Les pertes d’emplois liées aux mesures de confinement et les pertes de revenus qui en découlent ont pu être atténuées en Europe grâce au recours au chômage partiel, au blocage des licenciements et aux aides financières accordées par les États. La pandémie a toutefois confirmé l’existence d’obstacles structurels qui font que les femmes restent confrontées au sempiternel dilemme de concilier vie de famille et vie professionnelle. Telle est en tout cas la conclusion qu'ont tirée les scientifiques et les expert·e·s du congrès international de l’IPEO à l’Académie Cusanus de Bressanone/Brixen (Italie). Les résultats des nombreuses études présentées ont été complétés par les témoignages de femmes travaillant dans le commerce de détail, la restauration, les soins et pour des entreprises de nettoyage.
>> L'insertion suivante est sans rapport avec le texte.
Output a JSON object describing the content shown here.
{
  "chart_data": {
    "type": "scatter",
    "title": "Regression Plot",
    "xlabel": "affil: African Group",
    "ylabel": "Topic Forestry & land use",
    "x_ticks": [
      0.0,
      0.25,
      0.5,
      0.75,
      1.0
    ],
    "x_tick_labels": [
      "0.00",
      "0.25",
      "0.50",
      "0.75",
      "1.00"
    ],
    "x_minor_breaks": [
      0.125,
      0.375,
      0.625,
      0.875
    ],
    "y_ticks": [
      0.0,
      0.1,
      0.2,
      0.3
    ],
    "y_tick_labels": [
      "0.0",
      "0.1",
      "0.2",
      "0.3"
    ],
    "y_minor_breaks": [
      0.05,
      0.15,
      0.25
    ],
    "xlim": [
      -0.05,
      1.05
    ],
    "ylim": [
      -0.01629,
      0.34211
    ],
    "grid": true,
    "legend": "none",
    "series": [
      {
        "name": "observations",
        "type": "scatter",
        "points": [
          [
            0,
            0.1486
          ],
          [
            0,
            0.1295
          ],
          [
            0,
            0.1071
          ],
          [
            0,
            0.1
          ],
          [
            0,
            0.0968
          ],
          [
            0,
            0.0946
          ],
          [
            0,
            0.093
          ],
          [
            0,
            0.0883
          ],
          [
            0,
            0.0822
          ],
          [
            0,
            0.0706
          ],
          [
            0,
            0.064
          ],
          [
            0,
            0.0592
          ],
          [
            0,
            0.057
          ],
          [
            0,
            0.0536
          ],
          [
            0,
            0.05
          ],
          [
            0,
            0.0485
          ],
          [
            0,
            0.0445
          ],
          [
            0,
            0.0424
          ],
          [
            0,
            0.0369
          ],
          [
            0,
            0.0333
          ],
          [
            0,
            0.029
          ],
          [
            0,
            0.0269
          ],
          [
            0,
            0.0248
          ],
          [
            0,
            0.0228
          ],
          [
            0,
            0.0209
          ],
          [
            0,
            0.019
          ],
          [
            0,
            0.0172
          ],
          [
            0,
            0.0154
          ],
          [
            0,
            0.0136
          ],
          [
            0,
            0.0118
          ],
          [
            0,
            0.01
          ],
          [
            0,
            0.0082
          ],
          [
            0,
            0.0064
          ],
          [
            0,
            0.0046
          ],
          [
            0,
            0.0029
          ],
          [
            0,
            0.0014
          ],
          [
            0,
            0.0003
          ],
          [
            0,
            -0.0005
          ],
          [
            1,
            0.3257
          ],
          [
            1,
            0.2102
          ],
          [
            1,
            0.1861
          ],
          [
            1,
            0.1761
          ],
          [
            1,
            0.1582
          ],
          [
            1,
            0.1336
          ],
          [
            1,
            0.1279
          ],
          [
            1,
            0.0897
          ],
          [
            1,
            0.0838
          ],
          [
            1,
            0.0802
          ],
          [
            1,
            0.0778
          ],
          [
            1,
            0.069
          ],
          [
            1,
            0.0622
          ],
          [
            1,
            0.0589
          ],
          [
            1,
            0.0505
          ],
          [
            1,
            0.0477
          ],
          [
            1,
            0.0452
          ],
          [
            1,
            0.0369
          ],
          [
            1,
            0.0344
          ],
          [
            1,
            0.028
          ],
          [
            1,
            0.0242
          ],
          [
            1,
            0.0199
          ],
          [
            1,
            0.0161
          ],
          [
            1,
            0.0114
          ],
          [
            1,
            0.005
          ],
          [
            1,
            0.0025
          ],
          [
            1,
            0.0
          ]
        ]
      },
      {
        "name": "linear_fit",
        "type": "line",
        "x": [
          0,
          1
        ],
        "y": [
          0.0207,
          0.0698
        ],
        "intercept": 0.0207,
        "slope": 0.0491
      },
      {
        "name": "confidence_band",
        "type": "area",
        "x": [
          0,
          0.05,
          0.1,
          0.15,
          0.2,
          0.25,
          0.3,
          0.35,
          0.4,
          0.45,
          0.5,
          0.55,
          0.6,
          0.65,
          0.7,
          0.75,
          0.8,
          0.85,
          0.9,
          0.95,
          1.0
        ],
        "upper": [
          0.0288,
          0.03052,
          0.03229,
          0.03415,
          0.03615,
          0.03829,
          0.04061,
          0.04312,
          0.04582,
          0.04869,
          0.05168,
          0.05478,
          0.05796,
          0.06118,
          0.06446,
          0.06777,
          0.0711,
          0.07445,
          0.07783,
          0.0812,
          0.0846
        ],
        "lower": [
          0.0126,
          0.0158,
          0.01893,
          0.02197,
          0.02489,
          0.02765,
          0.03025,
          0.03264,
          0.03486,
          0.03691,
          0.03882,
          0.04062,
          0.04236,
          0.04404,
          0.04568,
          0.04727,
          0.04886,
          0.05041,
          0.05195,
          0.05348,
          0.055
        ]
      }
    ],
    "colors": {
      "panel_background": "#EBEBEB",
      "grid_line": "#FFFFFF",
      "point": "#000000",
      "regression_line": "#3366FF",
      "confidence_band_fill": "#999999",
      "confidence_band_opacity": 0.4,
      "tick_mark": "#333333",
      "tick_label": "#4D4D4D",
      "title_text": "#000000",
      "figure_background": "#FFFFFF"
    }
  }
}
Pendant la pandémie, les femmes se sont retrouvées en premières ligne dans les hôpitaux, les maisons de retraite et dans les magasins où elles ont dû faire des heures supplémentaires, tout en continuant d’assurer de l’essentiel des tâches ménagères, éducatives et de soins. En plus de leur activité professionnelle, accomplie sur le lieu de travail habituel ou en mode télétravail, elles se sont occupées non seulement de l’éducation, des soins et des tâches ménagères, mais aussi de la gestion des tensions et conflits familiaux liés au confinement, ce qui les a poussés à bout de leurs forces, physiques et psychologiques. L’effet conjugué des conditions générales (organisation du travail, politique sociale) d'une part, et les arrangements informels concernant la répartition des tâches au sein du foyer, l’éducation et les soins d’autre part, est à l'origine de deux problèmes pour les femmes: d’un côté, le temps qu’elles consacrent à l’activité rémunérée est du temps retiré à la famille; de l’autre, la pression qui repose sur elles, en termes d’attentes quant au rôle qu’elles sont censées avoir au sein de la vie familiale, réduit leurs capacités de performances dans le monde du travail. Le dilemme est d’autant plus évident que l’inverse est tout aussi vrai.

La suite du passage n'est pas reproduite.